S’il ne parvient jamais à prouver sa nécessité hors de tout doute raisonnable, Polytechnique s’impose à tout le moins comme une oeuvre cinématographique tout ce qu’il y a de plus pertinente. Nous pardonnerons ainsi une certaine tendance tout au long du film à placer les femmes sur un piédestal par rapport à leurs confrères masculins. Un réflexe qui, bien qu’indispensable vues les circonstances, se révèle la plupart du temps forcé et quelque peu maladroit. L’exercice demandera également une certaine connaissance des événements dont il est question, car le réalisateur ne fait ici que rapporter ceux-ci sans jamais chercher à en révéler les causes ou à s’interroger sur le passé du tueur.
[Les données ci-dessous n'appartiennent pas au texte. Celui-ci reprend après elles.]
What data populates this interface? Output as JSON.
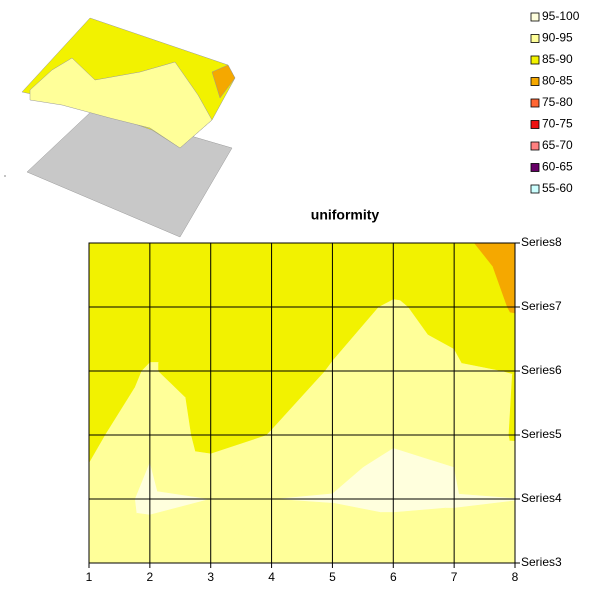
{
  "chart_data": {
    "type": "contour",
    "title": "uniformity",
    "x": [
      1,
      2,
      3,
      4,
      5,
      6,
      7,
      8
    ],
    "xlim": [
      1,
      8
    ],
    "xticks": [
      1,
      2,
      3,
      4,
      5,
      6,
      7,
      8
    ],
    "series": [
      {
        "name": "Series3",
        "values": [
          91.5,
          92,
          92,
          92,
          92,
          92,
          92,
          92
        ]
      },
      {
        "name": "Series4",
        "values": [
          92,
          96,
          95,
          95,
          95.2,
          95.8,
          95.5,
          95.1
        ]
      },
      {
        "name": "Series5",
        "values": [
          88.5,
          94.3,
          88,
          90.2,
          93,
          94.8,
          94.5,
          89.5
        ]
      },
      {
        "name": "Series6",
        "values": [
          87,
          90.5,
          87,
          88,
          90.3,
          92,
          90.8,
          89.8
        ]
      },
      {
        "name": "Series7",
        "values": [
          86,
          87,
          87,
          87.5,
          88.5,
          90.5,
          88.5,
          84.5
        ]
      },
      {
        "name": "Series8",
        "values": [
          86.5,
          86.5,
          86.5,
          86.5,
          86.5,
          86.5,
          86,
          83
        ]
      }
    ],
    "bands": [
      {
        "label": "95-100",
        "min": 95,
        "max": 100,
        "color": "#FFFFDD"
      },
      {
        "label": "90-95",
        "min": 90,
        "max": 95,
        "color": "#FFFF99"
      },
      {
        "label": "85-90",
        "min": 85,
        "max": 90,
        "color": "#F2F200"
      },
      {
        "label": "80-85",
        "min": 80,
        "max": 85,
        "color": "#F5A800"
      },
      {
        "label": "75-80",
        "min": 75,
        "max": 80,
        "color": "#FF6633"
      },
      {
        "label": "70-75",
        "min": 70,
        "max": 75,
        "color": "#EE1111"
      },
      {
        "label": "65-70",
        "min": 65,
        "max": 70,
        "color": "#FF8080"
      },
      {
        "label": "60-65",
        "min": 60,
        "max": 65,
        "color": "#660066"
      },
      {
        "label": "55-60",
        "min": 55,
        "max": 60,
        "color": "#CCFFFF"
      }
    ],
    "grid": true
  }
}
Villeneuve gardera d’ailleurs judicieusement ce dernier sous le couvert de l’anonymat afin de porter toute notre attention sur le drame en cours plutôt que sur son instigateur. Une simplicité volontaire qui était évidemment de mise et qui permettra d’autant plus au cinéaste de gérer la propagation de la crise d’une manière particulièrement pesante, mais néanmoins crédible et réfléchie. Outre l’excellente performance de Sébastien Huberdeau, Karine Vanasse s’impose par son jeu étonnamment discret alors que Maxim Gaudette s’avère sidérant dans la peau du jeune tireur visiblement déconnecté de la réalité et de toute émotion. Polytechnique porte ainsi un regard sensible, percutant, mais néanmoins détaché, sur les incidents tragiques de décembre 1989, Villeneuve invitant son public à tirer ses propres conclusions plutôt que de les lui imposer. C’est d’ailleurs en se soumettant lui-même à certaines restrictions que le réalisateur sera parvenu à remporter ce pari des plus risqués. Car l'objectif du présent effort était en soi de recréer l’événement plutôt que de tenter de le déchiffrer, et surtout de susciter de vives réactions chez les membres d’une communauté qui se doivent désormais de ne jamais oublier.